Tolerability and Efficacy of Clindamycin/Tretinoin versus Adapalene/Benzoyl Peroxide in the Treatment of Acne Vulgaris

March 2021 | Volume 20 | Issue 3 | Original Article | 295 | Copyright © March 2021


Published online January 26, 2021

doi:10.36849/JDD.2021.5641

Roland Aschoff,a Sebastian Möller,a Rocco Haase,b Marvin Kuskea

aDepartment of Dermatology, University Hospital Carl Gustav Carus,Technical University Dresden, Dresden, Germany
bCenter of Clinical Neuroscience, University Hospital Carl Gustav Carus,Technical University Dresden, Dresden, Germany

Abstract
Acne vulgaris is the most common dermatological disorder worldwide, causing significant physical and psychological morbidity. Topical combination therapy has shown superior efficacy compared to monotherapy, especially when combined with retinoids. Few studies have directly compared combined formulations. This evaluator-blinded pilot study compared the efficacy and tolerability of two marketed topical combination acne gels, clindamycin 1%-tretinoin 0.025% (CT) and benzoyl peroxide 2.5%-adapalene 0.1% (BA) in 20 patients with mild to moderate acne vulgaris. Gels were applied daily on opposite sides of the face for 21 days. The primary outcome was difference in transepidermal water loss (TEWL) at the end of treatment. Secondary endpoints were skin moisture content measurement, Investigators' Global Assessment, subject self-assessments (SSA) of burning/stinging, itching, erythema, and dryness/scaling, and Comparative Participant Satisfaction Questionnaire (CPSQ). Efficacy was assessed by inflammatory and non- inflammatory acne efflorescences counts. TEWL increased significantly for both CT and BA (+57.74%, P=0.002; +58.77%, P<0.001); skin moisture content significantly decreased only for BA (-16.47%, P=0.02). Only BA showed a significant increase in erythema and dryness/scaling (P=0.027 and P=0.014) and in SSA burning/stinging (P=0.04). Patient satisfaction evaluation also reflected the strong BA irritation. Although CT and BA both reduced acne lesions (P<0.001) and more patients preferred to continue with CT, subject perception of acne improvement was higher for BA. These findings suggest that CT and BA have similar efficacy in the treatment of mild to moderate papulopustular acne. However, CT was better tolerated than BA by both medical and subject evaluation. CT is an effective and tolerated treatment option.

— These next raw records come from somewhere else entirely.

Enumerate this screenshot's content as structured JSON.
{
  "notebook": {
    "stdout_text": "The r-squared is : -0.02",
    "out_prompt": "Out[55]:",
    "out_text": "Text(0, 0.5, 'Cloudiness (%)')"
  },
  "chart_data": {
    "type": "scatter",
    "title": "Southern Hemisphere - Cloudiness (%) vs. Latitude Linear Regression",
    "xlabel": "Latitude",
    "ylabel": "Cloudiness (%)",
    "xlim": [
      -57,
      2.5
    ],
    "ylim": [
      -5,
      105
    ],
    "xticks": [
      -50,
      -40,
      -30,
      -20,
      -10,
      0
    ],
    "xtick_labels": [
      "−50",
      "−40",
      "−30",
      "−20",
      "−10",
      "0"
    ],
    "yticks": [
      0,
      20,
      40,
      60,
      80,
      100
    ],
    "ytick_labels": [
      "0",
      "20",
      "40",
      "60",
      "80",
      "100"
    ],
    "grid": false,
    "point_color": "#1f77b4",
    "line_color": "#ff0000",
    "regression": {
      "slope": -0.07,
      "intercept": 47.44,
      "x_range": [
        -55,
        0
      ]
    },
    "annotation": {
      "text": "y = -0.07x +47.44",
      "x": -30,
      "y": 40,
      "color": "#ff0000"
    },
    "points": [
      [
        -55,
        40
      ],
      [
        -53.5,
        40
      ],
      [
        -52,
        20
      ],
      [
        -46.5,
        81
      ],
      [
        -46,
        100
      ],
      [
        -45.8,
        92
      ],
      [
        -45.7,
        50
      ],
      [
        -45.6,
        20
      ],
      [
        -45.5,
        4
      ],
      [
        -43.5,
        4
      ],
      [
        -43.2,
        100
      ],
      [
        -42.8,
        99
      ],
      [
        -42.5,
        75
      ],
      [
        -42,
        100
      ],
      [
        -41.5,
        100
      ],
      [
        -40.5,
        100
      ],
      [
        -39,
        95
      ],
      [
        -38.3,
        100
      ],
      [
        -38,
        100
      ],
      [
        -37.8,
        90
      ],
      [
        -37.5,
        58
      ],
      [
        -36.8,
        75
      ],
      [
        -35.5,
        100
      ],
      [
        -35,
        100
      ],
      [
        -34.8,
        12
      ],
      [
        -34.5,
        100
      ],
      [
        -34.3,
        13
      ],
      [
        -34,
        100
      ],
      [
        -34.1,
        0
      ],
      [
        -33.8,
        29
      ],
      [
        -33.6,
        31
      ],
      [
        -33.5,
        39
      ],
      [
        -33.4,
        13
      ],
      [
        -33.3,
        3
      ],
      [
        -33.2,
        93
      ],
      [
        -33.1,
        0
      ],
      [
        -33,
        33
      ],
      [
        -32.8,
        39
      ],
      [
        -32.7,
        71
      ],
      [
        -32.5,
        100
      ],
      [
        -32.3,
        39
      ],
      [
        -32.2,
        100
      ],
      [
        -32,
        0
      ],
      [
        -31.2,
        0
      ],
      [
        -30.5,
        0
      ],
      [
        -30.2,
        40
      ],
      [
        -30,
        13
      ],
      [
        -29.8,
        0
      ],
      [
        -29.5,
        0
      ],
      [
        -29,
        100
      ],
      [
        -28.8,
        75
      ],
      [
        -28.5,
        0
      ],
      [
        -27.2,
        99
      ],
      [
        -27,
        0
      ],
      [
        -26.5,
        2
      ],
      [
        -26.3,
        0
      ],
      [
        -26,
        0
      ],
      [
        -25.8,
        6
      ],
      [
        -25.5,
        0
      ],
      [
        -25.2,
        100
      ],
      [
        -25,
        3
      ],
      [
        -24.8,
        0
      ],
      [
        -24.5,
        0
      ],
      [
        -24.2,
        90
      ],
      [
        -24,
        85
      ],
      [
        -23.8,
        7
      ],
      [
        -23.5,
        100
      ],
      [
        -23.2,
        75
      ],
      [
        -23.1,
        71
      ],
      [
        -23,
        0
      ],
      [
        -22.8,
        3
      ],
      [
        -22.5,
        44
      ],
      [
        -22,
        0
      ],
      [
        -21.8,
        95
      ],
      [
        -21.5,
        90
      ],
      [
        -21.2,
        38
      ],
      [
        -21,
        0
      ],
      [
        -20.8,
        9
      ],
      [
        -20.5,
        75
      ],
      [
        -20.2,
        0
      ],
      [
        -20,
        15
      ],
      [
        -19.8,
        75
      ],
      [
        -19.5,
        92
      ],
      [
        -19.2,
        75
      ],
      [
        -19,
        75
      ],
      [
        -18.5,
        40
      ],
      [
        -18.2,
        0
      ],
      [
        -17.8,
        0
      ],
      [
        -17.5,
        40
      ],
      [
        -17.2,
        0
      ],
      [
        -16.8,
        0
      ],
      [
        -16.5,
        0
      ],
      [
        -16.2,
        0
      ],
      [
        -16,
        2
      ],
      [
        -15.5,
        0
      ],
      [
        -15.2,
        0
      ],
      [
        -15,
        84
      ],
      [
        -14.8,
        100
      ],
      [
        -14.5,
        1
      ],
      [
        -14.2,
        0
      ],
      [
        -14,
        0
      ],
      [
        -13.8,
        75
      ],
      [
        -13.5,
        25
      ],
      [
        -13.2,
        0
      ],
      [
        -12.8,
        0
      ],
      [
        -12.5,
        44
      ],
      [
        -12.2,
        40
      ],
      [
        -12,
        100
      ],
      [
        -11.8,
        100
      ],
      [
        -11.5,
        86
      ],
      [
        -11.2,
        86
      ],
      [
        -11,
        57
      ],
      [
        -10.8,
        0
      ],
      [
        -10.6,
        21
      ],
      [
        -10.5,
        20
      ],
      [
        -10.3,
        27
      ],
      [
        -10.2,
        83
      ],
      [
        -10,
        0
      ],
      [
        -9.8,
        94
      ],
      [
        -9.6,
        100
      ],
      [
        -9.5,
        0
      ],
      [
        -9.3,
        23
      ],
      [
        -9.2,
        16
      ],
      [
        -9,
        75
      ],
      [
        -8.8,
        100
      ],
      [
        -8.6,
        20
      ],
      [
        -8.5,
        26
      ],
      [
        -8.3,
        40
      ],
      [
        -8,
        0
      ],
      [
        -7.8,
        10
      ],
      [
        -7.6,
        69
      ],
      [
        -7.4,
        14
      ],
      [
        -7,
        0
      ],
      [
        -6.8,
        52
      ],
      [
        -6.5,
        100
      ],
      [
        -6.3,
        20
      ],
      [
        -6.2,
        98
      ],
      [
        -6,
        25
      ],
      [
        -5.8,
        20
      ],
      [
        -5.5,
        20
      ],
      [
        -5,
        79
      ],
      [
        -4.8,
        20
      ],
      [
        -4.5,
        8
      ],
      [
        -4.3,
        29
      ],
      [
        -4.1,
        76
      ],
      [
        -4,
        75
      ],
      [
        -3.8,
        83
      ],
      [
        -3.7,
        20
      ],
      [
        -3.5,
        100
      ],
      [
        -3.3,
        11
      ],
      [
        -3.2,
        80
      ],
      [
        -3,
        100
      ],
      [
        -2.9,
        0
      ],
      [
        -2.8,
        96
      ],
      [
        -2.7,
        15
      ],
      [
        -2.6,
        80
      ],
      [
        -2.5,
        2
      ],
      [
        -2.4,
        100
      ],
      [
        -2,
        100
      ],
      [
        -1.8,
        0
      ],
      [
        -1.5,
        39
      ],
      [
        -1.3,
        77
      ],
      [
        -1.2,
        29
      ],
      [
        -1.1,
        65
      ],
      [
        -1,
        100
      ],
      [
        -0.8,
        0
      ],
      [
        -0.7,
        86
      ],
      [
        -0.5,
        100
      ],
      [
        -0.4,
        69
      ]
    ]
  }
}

J Drugs Dermatol.20(3):295-301. doi:10.36849/JDD.2021.5641

INTRODUCTION

Approximately 9% of the world's population suffer from acne vulgaris. It is the most widespread skin disease with a prevalence ranked eighth highest of all diseases worldwide.1 Quality of life (QoL) for patients with acne vulgaris is significantly reduced and comparable with that of patients with bronchial asthma, diabetes mellitus type 2, or chronic back pain.2 This suggests that substantial unmet treatment needs remain.

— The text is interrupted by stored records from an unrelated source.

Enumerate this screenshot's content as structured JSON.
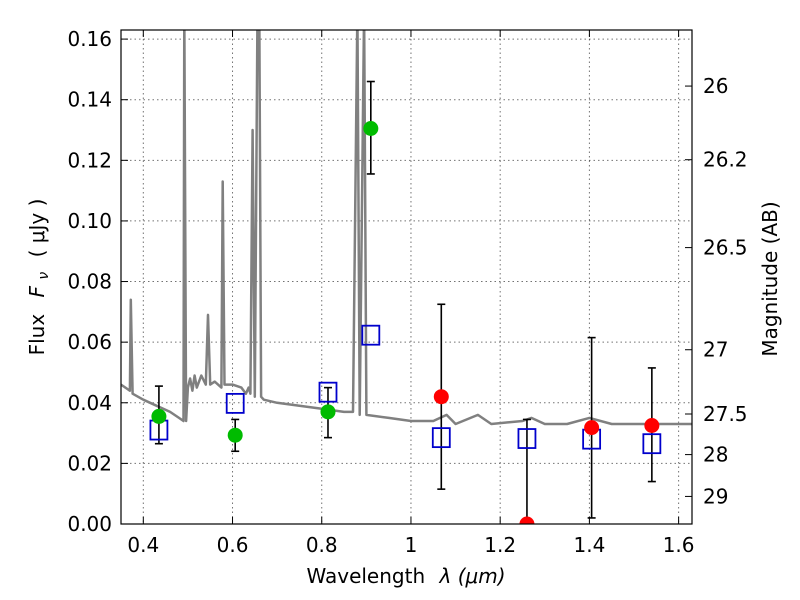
{
  "chart_data": {
    "type": "scatter",
    "xlabel_text": "Wavelength",
    "xlabel_math": "λ (μm)",
    "ylabel_text": "Flux",
    "ylabel_math": "F",
    "ylabel_sub": "ν",
    "ylabel_unit": "( μJy )",
    "y2label": "Magnitude (AB)",
    "xlim": [
      0.35,
      1.63
    ],
    "ylim": [
      0.0,
      0.163
    ],
    "grid": true,
    "x_ticks": [
      0.4,
      0.6,
      0.8,
      1.0,
      1.2,
      1.4,
      1.6
    ],
    "x_tick_labels": [
      "0.4",
      "0.6",
      "0.8",
      "1",
      "1.2",
      "1.4",
      "1.6"
    ],
    "y_ticks": [
      0.0,
      0.02,
      0.04,
      0.06,
      0.08,
      0.1,
      0.12,
      0.14,
      0.16
    ],
    "y_tick_labels": [
      "0.00",
      "0.02",
      "0.04",
      "0.06",
      "0.08",
      "0.10",
      "0.12",
      "0.14",
      "0.16"
    ],
    "y2_ticks": [
      {
        "label": "26",
        "flux": 0.1445
      },
      {
        "label": "26.2",
        "flux": 0.1202
      },
      {
        "label": "26.5",
        "flux": 0.0912
      },
      {
        "label": "27",
        "flux": 0.0575
      },
      {
        "label": "27.5",
        "flux": 0.0363
      },
      {
        "label": "28",
        "flux": 0.0229
      },
      {
        "label": "29",
        "flux": 0.0091
      }
    ],
    "colors": {
      "spectrum": "#808080",
      "green_points": "#00bb00",
      "red_points": "#ff0000",
      "model_squares": "#0000cc",
      "errorbar": "#000000"
    },
    "series": [
      {
        "kind": "spectrum",
        "points": [
          [
            0.35,
            0.046
          ],
          [
            0.37,
            0.044
          ],
          [
            0.372,
            0.074
          ],
          [
            0.376,
            0.043
          ],
          [
            0.4,
            0.041
          ],
          [
            0.43,
            0.039
          ],
          [
            0.46,
            0.037
          ],
          [
            0.48,
            0.035
          ],
          [
            0.49,
            0.034
          ],
          [
            0.492,
            0.17
          ],
          [
            0.496,
            0.034
          ],
          [
            0.5,
            0.045
          ],
          [
            0.505,
            0.048
          ],
          [
            0.51,
            0.044
          ],
          [
            0.515,
            0.049
          ],
          [
            0.52,
            0.045
          ],
          [
            0.53,
            0.049
          ],
          [
            0.54,
            0.046
          ],
          [
            0.545,
            0.069
          ],
          [
            0.55,
            0.046
          ],
          [
            0.56,
            0.047
          ],
          [
            0.575,
            0.045
          ],
          [
            0.578,
            0.113
          ],
          [
            0.582,
            0.046
          ],
          [
            0.6,
            0.046
          ],
          [
            0.62,
            0.045
          ],
          [
            0.63,
            0.043
          ],
          [
            0.636,
            0.045
          ],
          [
            0.64,
            0.043
          ],
          [
            0.645,
            0.13
          ],
          [
            0.65,
            0.042
          ],
          [
            0.656,
            0.17
          ],
          [
            0.66,
            0.17
          ],
          [
            0.664,
            0.042
          ],
          [
            0.67,
            0.041
          ],
          [
            0.7,
            0.04
          ],
          [
            0.75,
            0.039
          ],
          [
            0.8,
            0.038
          ],
          [
            0.85,
            0.037
          ],
          [
            0.87,
            0.037
          ],
          [
            0.88,
            0.17
          ],
          [
            0.885,
            0.036
          ],
          [
            0.895,
            0.17
          ],
          [
            0.9,
            0.036
          ],
          [
            0.95,
            0.035
          ],
          [
            1.0,
            0.034
          ],
          [
            1.05,
            0.034
          ],
          [
            1.08,
            0.036
          ],
          [
            1.1,
            0.033
          ],
          [
            1.15,
            0.036
          ],
          [
            1.18,
            0.033
          ],
          [
            1.25,
            0.034
          ],
          [
            1.27,
            0.035
          ],
          [
            1.3,
            0.033
          ],
          [
            1.35,
            0.033
          ],
          [
            1.4,
            0.035
          ],
          [
            1.45,
            0.033
          ],
          [
            1.5,
            0.033
          ],
          [
            1.55,
            0.033
          ],
          [
            1.63,
            0.033
          ]
        ]
      },
      {
        "kind": "observed_green",
        "points": [
          {
            "x": 0.435,
            "y": 0.0355,
            "err_lo": 0.0265,
            "err_hi": 0.0455
          },
          {
            "x": 0.606,
            "y": 0.0293,
            "err_lo": 0.024,
            "err_hi": 0.0345
          },
          {
            "x": 0.814,
            "y": 0.037,
            "err_lo": 0.0285,
            "err_hi": 0.045
          },
          {
            "x": 0.91,
            "y": 0.1305,
            "err_lo": 0.1155,
            "err_hi": 0.146
          }
        ]
      },
      {
        "kind": "observed_red",
        "points": [
          {
            "x": 1.068,
            "y": 0.042,
            "err_lo": 0.0115,
            "err_hi": 0.0725
          },
          {
            "x": 1.26,
            "y": 0.0,
            "err_lo": 0.0,
            "err_hi": 0.0345
          },
          {
            "x": 1.405,
            "y": 0.0318,
            "err_lo": 0.002,
            "err_hi": 0.0615
          },
          {
            "x": 1.54,
            "y": 0.0325,
            "err_lo": 0.014,
            "err_hi": 0.0515
          }
        ]
      },
      {
        "kind": "model_squares",
        "points": [
          {
            "x": 0.435,
            "y": 0.031
          },
          {
            "x": 0.606,
            "y": 0.0398
          },
          {
            "x": 0.814,
            "y": 0.0435
          },
          {
            "x": 0.91,
            "y": 0.0623
          },
          {
            "x": 1.068,
            "y": 0.0285
          },
          {
            "x": 1.26,
            "y": 0.0282
          },
          {
            "x": 1.405,
            "y": 0.028
          },
          {
            "x": 1.54,
            "y": 0.0265
          }
        ]
      }
    ]
  }
}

Along with the formation of comedones, inflammatory processes play an important pathogenic role in mild to moderate papulopustular acne. Combination therapy with different active substances such as topical antibiotics, keratolytics, and retinoids targets different pathogenic factors, resulting in a higher efficacy and improved compliance compared to monotherapy.3 Combination therapy, especially with retinoids, is recommended by several authors and guidelines for mild to moderate papulopustular acne.4-8

However, there is a lack of studies comparing the tolerability and efficacy of combination therapies.This pilot study aimed to compare the tolerability and efficacy of the fixed combination of clindamycin 1% and tretinoin 0.025% (Acnatac®- gel; MEDA Pharma GmbH & Co. KG, Bad Homburg, Germany) referred to hereafter as CT, with the fixed combination of adapalene 0.1% and benzoyl peroxide 2.5% (Epiduo®- gel; Galderma Laboratorium GmbH, Düsseldorf, Germany) referred to as BA, in the treatment of mild to moderate papulopustular acne, using subjective and objective parameters and skin physiological measurements.

METHODS

Study Population
Twenty-two adolescents and adult subjects with mild to moderate acne vulgaris were enrolled in the study. Patient inclusion criteria were a diagnosed mild to moderate acne vulgaris at baseline (20–150 facial acne lesions, including 10–100 non-inflammatory and/or 10–50 inflammatory lesions and ≤2 cysts or lumps), skin type I to III according to Fitzpatrick Skin Phototype Classification,9 age between 14 and 50 years, willingness to participate in the study including screening sessions and follow-up evaluations, and general good physical and mental health.